A poche ore dalla visita suddetta il piccolo decedeva a causa della grave infezione polmonare, che, secondo i consulenti della pubblica accusa, avrebbe potuto esser evitata se il medico avesse visitato per tempo il minore ed avesse approfondito, con i dovuti accertamenti diagnostici, i sintomi che lo stesso già presentava, con la diligenza medica che gli era richiesta per legge oltre che per deontologia.

I dati statistici, infatti, riscontrano che, nei casi di infezione polmonare, una diagnosi ed un intervento terapeutico tempestivi e corretti sono in grado di ridurre sensibilmente i casi di decesso.

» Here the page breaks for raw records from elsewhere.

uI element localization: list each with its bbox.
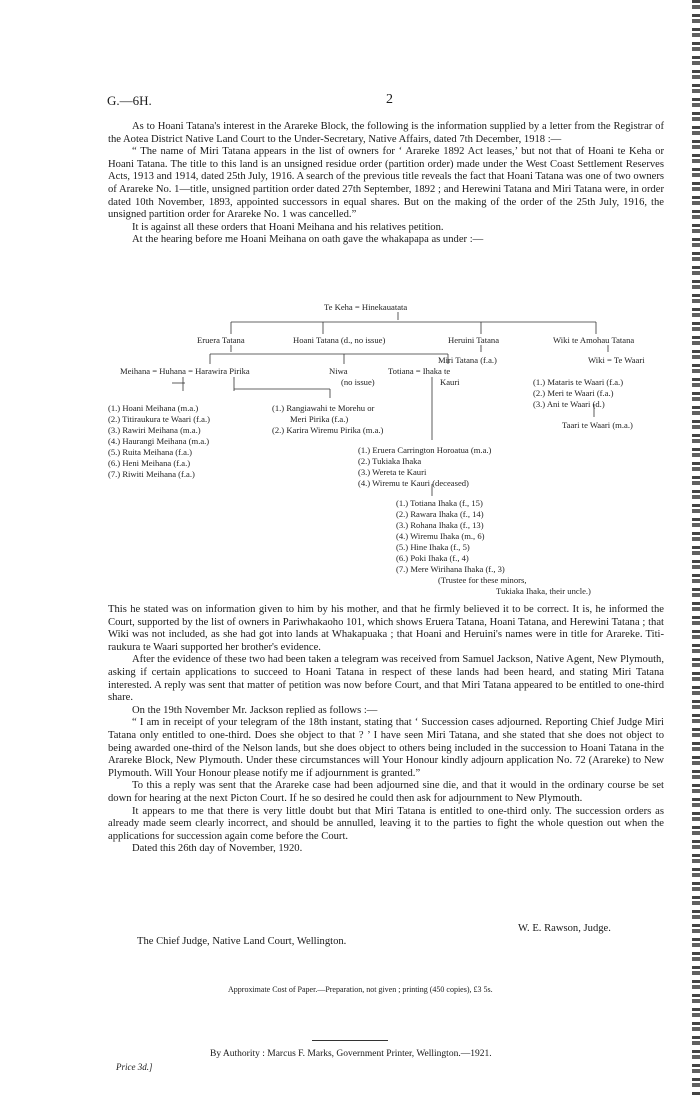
page-number: 2 xyxy=(386,92,393,107)
person-kauri: Kauri xyxy=(440,377,460,387)
paragraph: It appears to me that there is very little doubt but that Miri Tatana is entitled to one-third only. The succession orders as already made seem clearly incorrect, and should be annulled, leaving it to the parties to fight the whole question out when the applications for succession again come before the Court. xyxy=(108,805,664,842)
paragraph: At the hearing before me Hoani Meihana on oath gave the whakapapa as under :— xyxy=(132,234,484,246)
signature: W. E. Rawson, Judge. xyxy=(518,923,611,934)
person-hoani-tatana: Hoani Tatana (d., no issue) xyxy=(293,335,386,345)
paragraph: This he stated was on information given to him by his mother, and that he firmly believed it to be correct. It is, he informed the Court, supported by the list of owners in Pariwhakaoho 101, which shows Eruera Tatana, Hoani Tatana, and Herewini Tatana ; that Wiki was not included, as she had got into lands at Whakapuaka ; that Hoani and Heruini's names were in title for Arareke. Titi-raukura te Waari supported her brother's evidence. xyxy=(108,604,664,653)
wiremu-child: (5.) Hine Ihaka (f., 5) xyxy=(396,542,470,552)
cost-note: Approximate Cost of Paper.—Preparation, not given ; printing (450 copies), £3 5s. xyxy=(228,985,493,994)
trustee-note: (Trustee for these minors, xyxy=(438,575,527,585)
wiremu-child: (6.) Poki Ihaka (f., 4) xyxy=(396,553,469,563)
intro-text xyxy=(108,121,664,247)
document-code: G.—6H. xyxy=(107,93,152,108)
meihana-child: (7.) Riwiti Meihana (f.a.) xyxy=(108,469,195,479)
person-wiki-te-waari: Wiki = Te Waari xyxy=(588,355,645,365)
pirika-child: Meri Pirika (f.a.) xyxy=(290,414,349,424)
ihaka-child: (3.) Wereta te Kauri xyxy=(358,467,427,477)
meihana-child: (2.) Titiraukura te Waari (f.a.) xyxy=(108,414,211,424)
waari-child: (3.) Ani te Waari (d.) xyxy=(533,399,605,409)
waari-grandchild: Taari te Waari (m.a.) xyxy=(562,420,633,430)
quoted-letter: “ The name of Miri Tatana appears in the list of owners for ‘ Arareke 1892 Act leases,’ but not that of Hoani te Keha or Hoani Tatana. The title to this land is an unsigned residue order (partition order) made under the West Coast Settlement Reserves Acts, 1913 and 1914, dated 25th July, 1916. A search of the previous title reveals the fact that Hoani Tatana was one of two owners of Arareke No. 1—title, unsigned partition order dated 27th September, 1892 ; and Herewini Tatana and Miri Tatana were, in order dated 10th November, 1893, appointed successors in equal shares. But on the making of the order of the 25th July, 1916, the unsigned partition order for Arareke No. 1 was cancelled.” xyxy=(108,146,664,221)
date-line: Dated this 26th day of November, 1920. xyxy=(132,843,303,855)
trustee-note: Tukiaka Ihaka, their uncle.) xyxy=(496,586,591,596)
meihana-child: (6.) Heni Meihana (f.a.) xyxy=(108,458,191,468)
wiremu-child: (3.) Rohana Ihaka (f., 13) xyxy=(396,520,484,530)
person-wiki-tatana: Wiki te Amohau Tatana xyxy=(553,335,635,345)
pirika-child: (1.) Rangiawahi te Morehu or xyxy=(272,403,375,413)
person-miri-tatana: Miri Tatana (f.a.) xyxy=(438,355,497,365)
person-heruini-tatana: Heruini Tatana xyxy=(448,335,500,345)
meihana-marriage: Meihana = Huhana = Harawira Pirika xyxy=(120,366,250,376)
ihaka-child: (1.) Eruera Carrington Horoatua (m.a.) xyxy=(358,445,492,455)
authority-line: By Authority : Marcus F. Marks, Government Printer, Wellington.—1921. xyxy=(210,1049,492,1059)
divider xyxy=(312,1040,388,1041)
pirika-child: (2.) Karira Wiremu Pirika (m.a.) xyxy=(272,425,384,435)
addressee: The Chief Judge, Native Land Court, Wellington. xyxy=(137,936,347,947)
quoted-telegram: “ I am in receipt of your telegram of the 18th instant, stating that ‘ Succession cases adjourned. Reporting Chief Judge Miri Tatana only entitled to one-third. Does she object to that ? ’ I have seen Miri Tatana, and she stated that she does not object to being awarded one-third of the Nelson lands, but she does object to others being included in the succession to Hoani Tatana in the Arareke Block, New Plymouth. Under these circumstances will Your Honour kindly adjourn application No. 72 (Arareke) to New Plymouth. Will Your Honour please notify me if adjournment is granted.” xyxy=(108,717,664,779)
ihaka-child: (2.) Tukiaka Ihaka xyxy=(358,456,422,466)
genealogy-root: Te Keha = Hinekauatata xyxy=(324,302,408,312)
meihana-child: (3.) Rawiri Meihana (m.a.) xyxy=(108,425,201,435)
niwa-note: (no issue) xyxy=(341,377,375,387)
person-niwa: Niwa xyxy=(329,366,348,376)
wiremu-child: (2.) Rawara Ihaka (f., 14) xyxy=(396,509,484,519)
ihaka-child: (4.) Wiremu te Kauri (deceased) xyxy=(358,478,469,488)
totiana-marriage: Totiana = Ihaka te xyxy=(388,366,451,376)
meihana-child: (5.) Ruita Meihana (f.a.) xyxy=(108,447,192,457)
wiremu-child: (1.) Totiana Ihaka (f., 15) xyxy=(396,498,483,508)
meihana-child: (4.) Haurangi Meihana (m.a.) xyxy=(108,436,210,446)
waari-child: (2.) Meri te Waari (f.a.) xyxy=(533,388,614,398)
wiremu-child: (7.) Mere Wirihana Ihaka (f., 3) xyxy=(396,564,505,574)
paragraph: As to Hoani Tatana's interest in the Arareke Block, the following is the information supplied by a letter from the Registrar of the Aotea District Native Land Court to the Under-Secretary, Native Affairs, dated 7th December, 1918 :— xyxy=(108,121,664,145)
wiremu-child: (4.) Wiremu Ihaka (m., 6) xyxy=(396,531,485,541)
person-eruera-tatana: Eruera Tatana xyxy=(197,335,245,345)
paragraph: To this a reply was sent that the Arareke case had been adjourned sine die, and that it would in the ordinary course be set down for hearing at the next Picton Court. If he so desired he could then ask for adjournment to New Plymouth. xyxy=(108,780,664,804)
paragraph: After the evidence of these two had been taken a telegram was received from Samuel Jackson, Native Agent, New Plymouth, asking if certain applications to succeed to Hoani Tatana in respect of these lands had been heard, and stating Miri Tatana interested. A reply was sent that matter of petition was now before Court, and that Miri Tatana appeared to be entitled to one-third share. xyxy=(108,654,664,704)
price: Price 3d.] xyxy=(116,1062,153,1072)
waari-child: (1.) Mataris te Waari (f.a.) xyxy=(533,377,624,387)
paragraph: It is against all these orders that Hoani Meihana and his relatives petition. xyxy=(132,221,444,233)
scan-edge xyxy=(692,0,700,1097)
body-text xyxy=(108,604,664,856)
meihana-child: (1.) Hoani Meihana (m.a.) xyxy=(108,403,199,413)
paragraph: On the 19th November Mr. Jackson replied as follows :— xyxy=(132,704,378,716)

La Suprema Corte, sulla scorta di tali argomentazioni, ha ritenuto pienamente provata la condotta colposa, ovvero negligente, del medico, il quale, con il suo atteggiamento “ingiustificatamente attendista” e di generale “sottovalutazione del quadro clinico del paziente”, ha tardato la somministrazione delle cure necessarie al paziente.

La Cassazione, alla luce dei dati statistici analizzati, ha ritenuto altresì provato il nesso causale tra tale condotta colposa ed il decesso del paziente.

Infine, l’organo nomofilattico, alla luce della notevole divergenza tra la condotta tenuta dall’imputata e quella a cui la stessa sarebbe stata tenuta, ha escluso la possibilità di configurare una colpa lieve, tale da escluderne la penale responsabilità, attesa la vigenza, all’epoca dei fatti, del previgente Decreto Legge Balduzzi.